Can't help with weights, but I feed it and my very fussy horse loves it and holds weight well on it. I just used it instead of beet with my usual feed but I was able to stop using oats in winter as it worked so well for putting on weight and giving her steady usable energy. So she gets copra, linseed and alfa a molasses free


----------



## Charlie007 (15 April 2017)

Thank you for your replies.  Luckily he is eating it. I will drop the linseed as I'm not sure it really helped so he is now on just grass chaff, grass nuts and copra. It will be interesting to see if it helps just to add a little condition.


----------



## Meredith (15 April 2017)

I am not sure of the details but I think you need to feed a vitamin and mineral supplement too as copra is lacking in some things.


----------



## criso (15 April 2017)

Found this on their website

2/3 of a standard Stubbs bowl scoop (that&#8217;s about 3/4cm from the top) is 1kg DRY weight and the same scoop is 1litre of water.  

So a stubbs scoop would contain 1.5 kg


----------



## Charlie007 (16 April 2017)

criso said:



			Found this on their website

2/3 of a standard Stubbs bowl scoop (that&#8217;s about 3/4cm from the top) is 1kg DRY weight and the same scoop is 1litre of water.  
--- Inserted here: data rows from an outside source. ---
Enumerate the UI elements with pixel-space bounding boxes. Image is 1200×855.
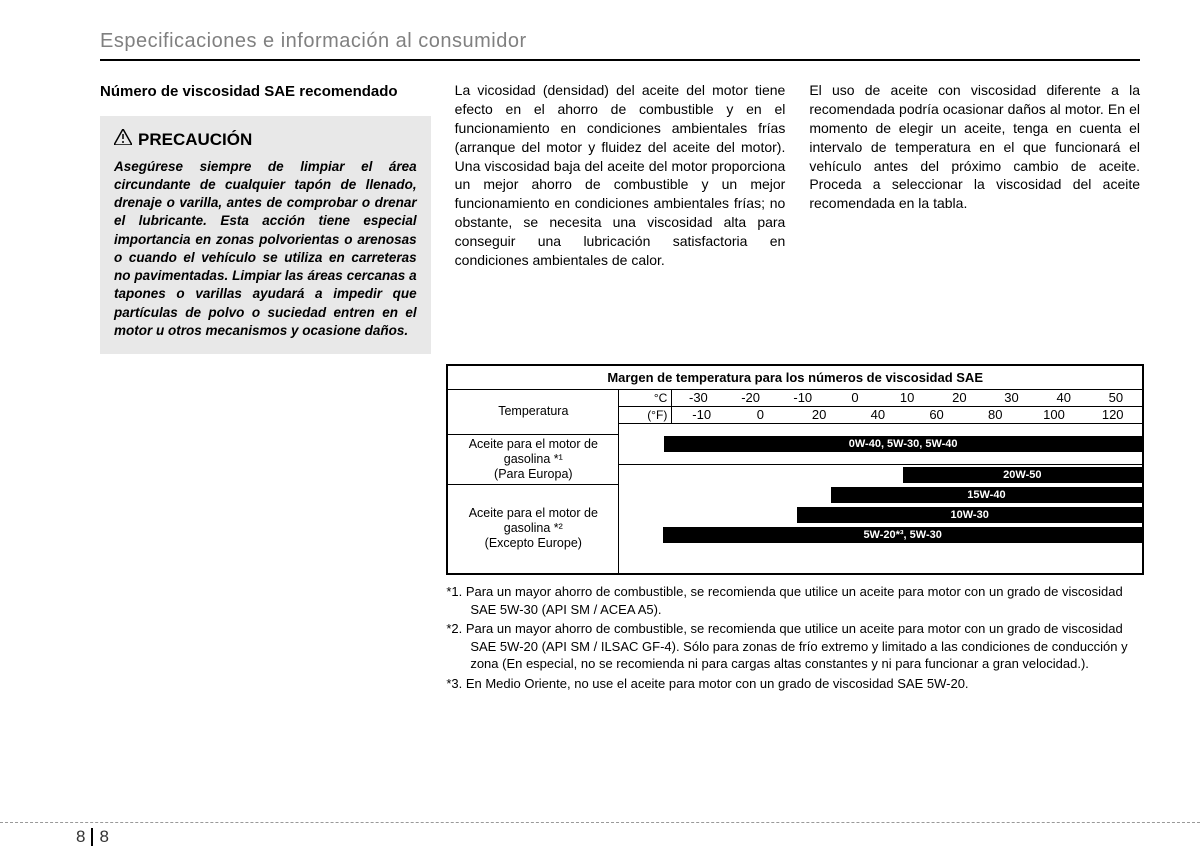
- ticks-fahrenheit: -10020406080100120: [672, 407, 1142, 423]
- chart-region: Margen de temperatura para los números d…: [446, 364, 1140, 692]
- axis-fahrenheit: (°F) -10020406080100120: [619, 407, 1142, 424]
- tick-f: 100: [1025, 407, 1084, 423]
- caution-box: PRECAUCIÓN Asegúrese siempre de limpiar …: [100, 116, 431, 354]
- tick-f: -10: [672, 407, 731, 423]
- page-footer: 8 8: [0, 822, 1200, 847]
- chart-row-labels: Temperatura Aceite para el motor de gaso…: [448, 390, 619, 573]
- row2-label: Aceite para el motor de gasolina *² (Exc…: [448, 485, 618, 573]
- oil-bar: 0W-40, 5W-30, 5W-40: [664, 436, 1142, 452]
- page-num-separator: [91, 828, 93, 846]
- column-3: El uso de aceite con viscosidad diferent…: [809, 81, 1140, 354]
- tick-c: -10: [777, 390, 829, 406]
- oil-bar: 15W-40: [831, 487, 1142, 503]
- footnote-1: *1. Para un mayor ahorro de combustible,…: [470, 583, 1140, 618]
- page-number: 8 8: [76, 827, 1200, 847]
- unit-f: (°F): [619, 407, 672, 423]
- oil-bar: 5W-20*³, 5W-30: [663, 527, 1142, 543]
- caution-text: Asegúrese siempre de limpiar el área cir…: [114, 158, 417, 340]
- tick-c: 0: [829, 390, 881, 406]
- viscosity-paragraph-2: El uso de aceite con viscosidad diferent…: [809, 81, 1140, 213]
- temperature-label: Temperatura: [448, 390, 618, 435]
- chart-title: Margen de temperatura para los números d…: [448, 366, 1142, 390]
- tick-c: 10: [881, 390, 933, 406]
- tick-f: 0: [731, 407, 790, 423]
- tick-f: 40: [848, 407, 907, 423]
- chart-body: Temperatura Aceite para el motor de gaso…: [448, 390, 1142, 573]
- page: Especificaciones e información al consum…: [0, 0, 1200, 830]
- bars-row-1: 0W-40, 5W-30, 5W-40: [619, 424, 1142, 465]
- header-rule: [100, 59, 1140, 61]
- tick-f: 60: [907, 407, 966, 423]
- section-header: Especificaciones e información al consum…: [100, 30, 1140, 53]
- sae-subheading: Número de viscosidad SAE recomendado: [100, 81, 431, 102]
- tick-c: 30: [985, 390, 1037, 406]
- page-num-right: 8: [99, 827, 108, 847]
- viscosity-paragraph-1: La vicosidad (densidad) del aceite del m…: [455, 81, 786, 270]
- oil-bar: 20W-50: [903, 467, 1142, 483]
- tick-c: 20: [933, 390, 985, 406]
- row1-label: Aceite para el motor de gasolina *¹ (Par…: [448, 435, 618, 485]
- footnote-3: *3. En Medio Oriente, no use el aceite p…: [470, 675, 1140, 693]
- tick-c: -20: [725, 390, 777, 406]
- tick-f: 80: [966, 407, 1025, 423]
- footnote-2: *2. Para un mayor ahorro de combustible,…: [470, 620, 1140, 673]
- chart-data-area: °C -30-20-1001020304050 (°F) -1002040608…: [619, 390, 1142, 573]
- column-1: Número de viscosidad SAE recomendado PRE…: [100, 81, 431, 354]
- warning-icon: [114, 128, 132, 152]
- caution-label: PRECAUCIÓN: [138, 128, 252, 152]
- ticks-celsius: -30-20-1001020304050: [672, 390, 1142, 406]
- three-column-layout: Número de viscosidad SAE recomendado PRE…: [100, 81, 1140, 354]
- page-num-left: 8: [76, 827, 85, 847]
- tick-c: 50: [1090, 390, 1142, 406]
- tick-f: 120: [1083, 407, 1142, 423]
- caution-title: PRECAUCIÓN: [114, 128, 417, 152]
- footnotes: *1. Para un mayor ahorro de combustible,…: [446, 583, 1140, 692]
- sae-viscosity-chart: Margen de temperatura para los números d…: [446, 364, 1144, 575]
- tick-c: 40: [1038, 390, 1090, 406]
- unit-c: °C: [619, 390, 672, 406]
- axis-celsius: °C -30-20-1001020304050: [619, 390, 1142, 407]
- tick-c: -30: [672, 390, 724, 406]
- oil-bar: 10W-30: [797, 507, 1142, 523]
- tick-f: 20: [790, 407, 849, 423]
- column-2: La vicosidad (densidad) del aceite del m…: [455, 81, 786, 354]
- bars-row-2: 20W-50 15W-40 10W-30 5W-20*³, 5W-30: [619, 465, 1142, 549]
So a stubbs scoop would contain 1.5 kg
		
Click to expand...


Thank you, very helpful!!

I have also emailed them regarding adding the vits and mins.


----------



## Auslander (16 April 2017)

Charlie007 said:



			Thank you, very helpful!!

I have also emailed them regarding adding the vits and mins.
		
Click to expand...

It says on their website that you should only need to add vits and mins for breeding and youngstock
http://www.stanceequine.co.uk/uk/product-coolstance-copra


----------



## NOISYGIRL (20 April 2017)

I would feed either linseed or copra to be honest both high in oil


----------



## DonskiWA (22 April 2017)

I just feed a cup to my boys just to increase the palatability of their boring low starch, low sugar feeds.  They gobble down their vegies that way.


----------



## Charlie007 (23 April 2017)

Little monkey has stopped eating it!! Will try and reintroduce it soon!@


----------



## Pinkvboots (23 April 2017)

Oh dear ! I found I had to increase it really slowly to start with and one of my horses doesn't like a huge feed he will leave some of it especially a morning feed so I always make that feed smaller and the evening feed bigger as he eats it overnight, might be worth trying.


----------